Friday, June 01, 2018

Médicos, prescrições e motivação

Percebo que algumas pessoas ficam inconformadas com médicos, psiquiatras principalmente, que logo prescrevem medicações. Muitas vezes alegam que, aparentemente, esses médicos não fazem qualquer outro tipo de prescrição. Dizem que vão logo prescrevendo medicações, e que não fazem recomendações quanto a uma série de ações que os pacientes podem tomar para prevenir ou melhorar sua condição de saúde, por meio de um tratamento que não somente atue sobre os sintomas, mas também em suas causas.

O problema na verdade é que a atuação médica, de um modo geral, em nosso contexto, é mais prescritiva do que cuidadora. A maioria dos médicos é treinada para prescrever e mandar para casa. Porque cuidar é de certo modo bem mais difícil, pois exige um trabalho mais lento e gradual. O cuidado geralmente não se resolve em uma só tacada.

Somente para dar um exemplo, quero retomar aqui uma fala que uma vez ouvi de Drauzio Varella, um médico que boa parte de nós tem em alto conceito. Ele certa vez disse que recomendava aos pacientes que realizassem mais atividades físicas. Porém, com frequência, ouvia de muitos pacientes que eles simplesmente não tinham tempo para isso. “Aí já é problema seu...”, é o que ele disse que passou a falar para esses pacientes.

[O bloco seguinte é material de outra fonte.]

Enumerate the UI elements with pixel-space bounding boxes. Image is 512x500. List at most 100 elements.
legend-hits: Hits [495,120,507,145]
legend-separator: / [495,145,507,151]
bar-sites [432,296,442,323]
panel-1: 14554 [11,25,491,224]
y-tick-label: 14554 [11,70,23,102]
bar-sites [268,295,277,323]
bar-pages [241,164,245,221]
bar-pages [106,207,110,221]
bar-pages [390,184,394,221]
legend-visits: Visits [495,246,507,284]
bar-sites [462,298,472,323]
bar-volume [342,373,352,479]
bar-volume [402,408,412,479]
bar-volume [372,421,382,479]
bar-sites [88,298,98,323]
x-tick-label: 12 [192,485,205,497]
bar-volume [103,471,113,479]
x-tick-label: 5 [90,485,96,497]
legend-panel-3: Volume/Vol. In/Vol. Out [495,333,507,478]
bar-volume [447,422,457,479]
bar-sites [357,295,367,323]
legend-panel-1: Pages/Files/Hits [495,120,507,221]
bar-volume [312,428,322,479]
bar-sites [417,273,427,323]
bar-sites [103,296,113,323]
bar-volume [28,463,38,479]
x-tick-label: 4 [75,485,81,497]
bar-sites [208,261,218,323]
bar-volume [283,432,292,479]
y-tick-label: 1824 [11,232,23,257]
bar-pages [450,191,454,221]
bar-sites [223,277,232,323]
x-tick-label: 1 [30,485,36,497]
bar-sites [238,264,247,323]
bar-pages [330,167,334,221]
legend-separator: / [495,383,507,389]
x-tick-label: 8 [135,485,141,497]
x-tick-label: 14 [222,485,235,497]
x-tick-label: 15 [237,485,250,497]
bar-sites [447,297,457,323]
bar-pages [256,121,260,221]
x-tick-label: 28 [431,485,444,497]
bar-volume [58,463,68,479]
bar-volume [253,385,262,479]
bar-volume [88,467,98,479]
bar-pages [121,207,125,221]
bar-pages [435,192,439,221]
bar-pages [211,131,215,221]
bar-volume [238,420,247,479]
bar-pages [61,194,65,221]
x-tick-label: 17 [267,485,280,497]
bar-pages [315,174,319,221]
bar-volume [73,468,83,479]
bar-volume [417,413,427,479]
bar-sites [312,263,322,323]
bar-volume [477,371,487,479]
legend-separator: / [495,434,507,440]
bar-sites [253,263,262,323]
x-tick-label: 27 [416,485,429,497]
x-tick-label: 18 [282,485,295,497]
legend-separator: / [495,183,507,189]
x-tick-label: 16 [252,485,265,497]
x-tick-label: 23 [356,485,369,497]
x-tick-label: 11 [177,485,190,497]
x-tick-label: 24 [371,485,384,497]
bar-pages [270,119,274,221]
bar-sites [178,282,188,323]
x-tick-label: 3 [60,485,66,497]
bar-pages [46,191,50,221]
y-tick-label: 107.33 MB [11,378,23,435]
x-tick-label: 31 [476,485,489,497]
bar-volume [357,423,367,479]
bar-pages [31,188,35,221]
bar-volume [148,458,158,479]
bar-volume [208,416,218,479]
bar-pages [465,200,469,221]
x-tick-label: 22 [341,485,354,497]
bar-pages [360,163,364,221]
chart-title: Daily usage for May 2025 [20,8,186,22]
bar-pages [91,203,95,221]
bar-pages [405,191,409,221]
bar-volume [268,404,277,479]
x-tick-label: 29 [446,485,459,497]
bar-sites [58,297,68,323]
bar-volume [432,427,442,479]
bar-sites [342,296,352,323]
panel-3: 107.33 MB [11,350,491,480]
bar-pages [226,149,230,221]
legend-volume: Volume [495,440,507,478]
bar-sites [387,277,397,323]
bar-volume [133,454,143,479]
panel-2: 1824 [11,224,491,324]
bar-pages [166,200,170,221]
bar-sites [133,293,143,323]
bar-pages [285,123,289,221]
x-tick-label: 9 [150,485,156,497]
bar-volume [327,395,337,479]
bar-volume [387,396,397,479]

Os médicos, de modo geral, não são treinados para cuidar. São treinados para prescrever. Inclusive quando são excelentes médicos, quando começam a adentrar a seara do cuidado, se perdem ao ponto de até mesmo dizerem coisas desse tipo para seus pacientes. Porque esse é um terreno que eles simplesmente desconhecem. É o terreno do cuidado e da motivação. E motivação não se faz somente com algumas palavrinhas soltas, jogadas na orelha de um paciente que está completamente perdido em relação a como, especificamente, vai fazer o que está sendo recomendado.

Com uma pessoa desmotivada, e que acha que não tem tempo para fazer algumas coisas, é geralmente necessário muita conversa, muita escuta, muito tempo com ela para ir aos poucos encontrando a melhor forma para que possa realizar as atividades que são necessárias. E isso é o trabalho típico de um psicólogo. Bons psicólogos foram e são constantemente treinados para isso.

No final das contas o que isso tudo quer dizer? Quer dizer, no atual contexto, que o trabalho multiprofissional e interdisciplinar é fundamental. Se o médico não dá conta de cuidar, ou se essa não é sua atribuição, é importante que reconheça que seu paciente muitas vezes não está realizando algumas atividades que são necessárias para o restabelecimento de sua saúde e bem-estar, e que assim obviamente ele teria de ser encaminhado para algum profissional de outra área, especializado em cuidado, em acompanhamento contínuo.

Então, Drauzio, o que eu tenho a lhe dizer é o seguinte: isso não é só problema do paciente. É um problema nosso. Talvez não seja problema dos médicos, mas certamente é um problema do paciente e de seu psicólogo. Se for esse o caso, não precisa dizer isso a seus pacientes, que é somente problema deles. Encaminhe-os para nós, psicólogos. Estamos à disposição!